In my experience as a classical home educator, I gained confidence in using classical methods with my own, self-selected, materials. For example, instead of buying a set of history curriculum which follows a chronological approach (Mystery of History, The Story of the World), I learned to use a basic encyclopedia (Kingfisher) to determine my topics for the year and then supplement that basic information with other books from the library which related to those topics. I selected the number of topics by the number of weeks that I planned to teach history - about 30 seemed to work out well. I also selected topics based on my own kids' interests. Therefore, we focused on wars and art a lot.

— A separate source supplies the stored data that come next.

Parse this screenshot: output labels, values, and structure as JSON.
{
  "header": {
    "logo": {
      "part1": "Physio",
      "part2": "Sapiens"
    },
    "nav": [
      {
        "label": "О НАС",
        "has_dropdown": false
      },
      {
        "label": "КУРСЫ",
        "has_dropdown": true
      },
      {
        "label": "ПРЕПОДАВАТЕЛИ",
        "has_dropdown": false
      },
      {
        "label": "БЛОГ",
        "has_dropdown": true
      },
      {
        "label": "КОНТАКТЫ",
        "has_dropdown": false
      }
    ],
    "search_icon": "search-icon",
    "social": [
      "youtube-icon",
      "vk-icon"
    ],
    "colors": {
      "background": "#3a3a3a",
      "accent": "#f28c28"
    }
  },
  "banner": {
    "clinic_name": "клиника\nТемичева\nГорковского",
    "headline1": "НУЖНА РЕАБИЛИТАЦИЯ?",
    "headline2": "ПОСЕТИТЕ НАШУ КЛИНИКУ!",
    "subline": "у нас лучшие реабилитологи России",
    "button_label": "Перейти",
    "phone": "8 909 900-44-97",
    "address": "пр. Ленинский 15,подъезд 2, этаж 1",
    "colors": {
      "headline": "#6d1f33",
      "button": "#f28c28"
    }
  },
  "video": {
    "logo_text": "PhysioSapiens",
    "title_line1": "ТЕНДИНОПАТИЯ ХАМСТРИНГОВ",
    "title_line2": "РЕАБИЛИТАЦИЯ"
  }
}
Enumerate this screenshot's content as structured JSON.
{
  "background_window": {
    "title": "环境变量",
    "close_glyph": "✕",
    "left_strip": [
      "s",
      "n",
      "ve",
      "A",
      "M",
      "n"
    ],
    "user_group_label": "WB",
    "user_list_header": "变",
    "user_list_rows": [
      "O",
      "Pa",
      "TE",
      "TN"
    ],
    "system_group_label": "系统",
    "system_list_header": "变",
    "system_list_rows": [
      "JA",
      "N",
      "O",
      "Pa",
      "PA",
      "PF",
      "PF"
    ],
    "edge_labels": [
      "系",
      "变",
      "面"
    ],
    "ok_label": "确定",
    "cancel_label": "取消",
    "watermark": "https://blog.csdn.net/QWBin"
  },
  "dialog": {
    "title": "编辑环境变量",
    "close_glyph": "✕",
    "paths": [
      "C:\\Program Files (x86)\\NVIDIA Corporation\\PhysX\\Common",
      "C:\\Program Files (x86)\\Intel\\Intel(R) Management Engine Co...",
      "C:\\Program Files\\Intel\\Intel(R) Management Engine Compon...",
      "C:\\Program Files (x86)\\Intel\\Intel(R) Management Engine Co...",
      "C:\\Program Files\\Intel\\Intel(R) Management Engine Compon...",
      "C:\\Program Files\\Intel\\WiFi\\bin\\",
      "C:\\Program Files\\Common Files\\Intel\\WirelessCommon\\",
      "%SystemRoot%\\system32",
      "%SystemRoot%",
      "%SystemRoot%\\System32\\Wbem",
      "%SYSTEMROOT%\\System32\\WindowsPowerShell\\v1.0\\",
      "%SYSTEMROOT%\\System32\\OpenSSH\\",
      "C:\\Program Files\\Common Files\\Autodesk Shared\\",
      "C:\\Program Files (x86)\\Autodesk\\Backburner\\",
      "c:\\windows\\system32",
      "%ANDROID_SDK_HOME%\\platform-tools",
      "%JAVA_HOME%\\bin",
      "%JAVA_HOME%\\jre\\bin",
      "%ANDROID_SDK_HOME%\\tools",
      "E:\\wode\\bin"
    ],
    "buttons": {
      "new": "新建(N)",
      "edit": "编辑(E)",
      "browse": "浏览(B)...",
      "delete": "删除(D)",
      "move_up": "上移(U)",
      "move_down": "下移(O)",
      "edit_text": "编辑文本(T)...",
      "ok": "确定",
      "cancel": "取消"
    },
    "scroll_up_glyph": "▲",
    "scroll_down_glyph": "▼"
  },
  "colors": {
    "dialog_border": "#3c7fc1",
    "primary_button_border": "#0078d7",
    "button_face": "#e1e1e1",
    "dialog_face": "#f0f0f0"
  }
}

I realized that Classical Education methods such as copywork, memorization, dictation and narration can make almost any content "classical" in the way that it develops the child and stimulates habits of the brain. Classical content is content that have been viewed as highly valuable over the test of time. Therefore, old but amazing things - whether they be literature, history, or recipes can be respected as "classical" in this sense. They are also classical because they are good in the moral sense. In ancient Greece, a good speaker was judged on his moral judgment as well as his skills as a leader. A valued leader was a good man speaking well for the greater good.
One way to use classical methods is to create dictation and copywork exercises from their Bible, literature or history primary sources. They can also use the same passages as their memory work. Add sketching to their pages and you have covered handwriting, writing mechanics, spelling, memorization and art objectives in one activity. If a child narrates a story back to you after you have read it to him, then you can write it down or have the student write it down as an exercise in composition.
I love the Classical Christian Education movement which has grown strong and established since the early 1980s. I owe my own re-education and the education of my own children to the leaders such as Douglas Wilson, the Dettweilers, Jessie and Susan Wise Bauer, Wes Callihan and Fritz Hinrichs. This is a wonderful time to be teaching our children at home.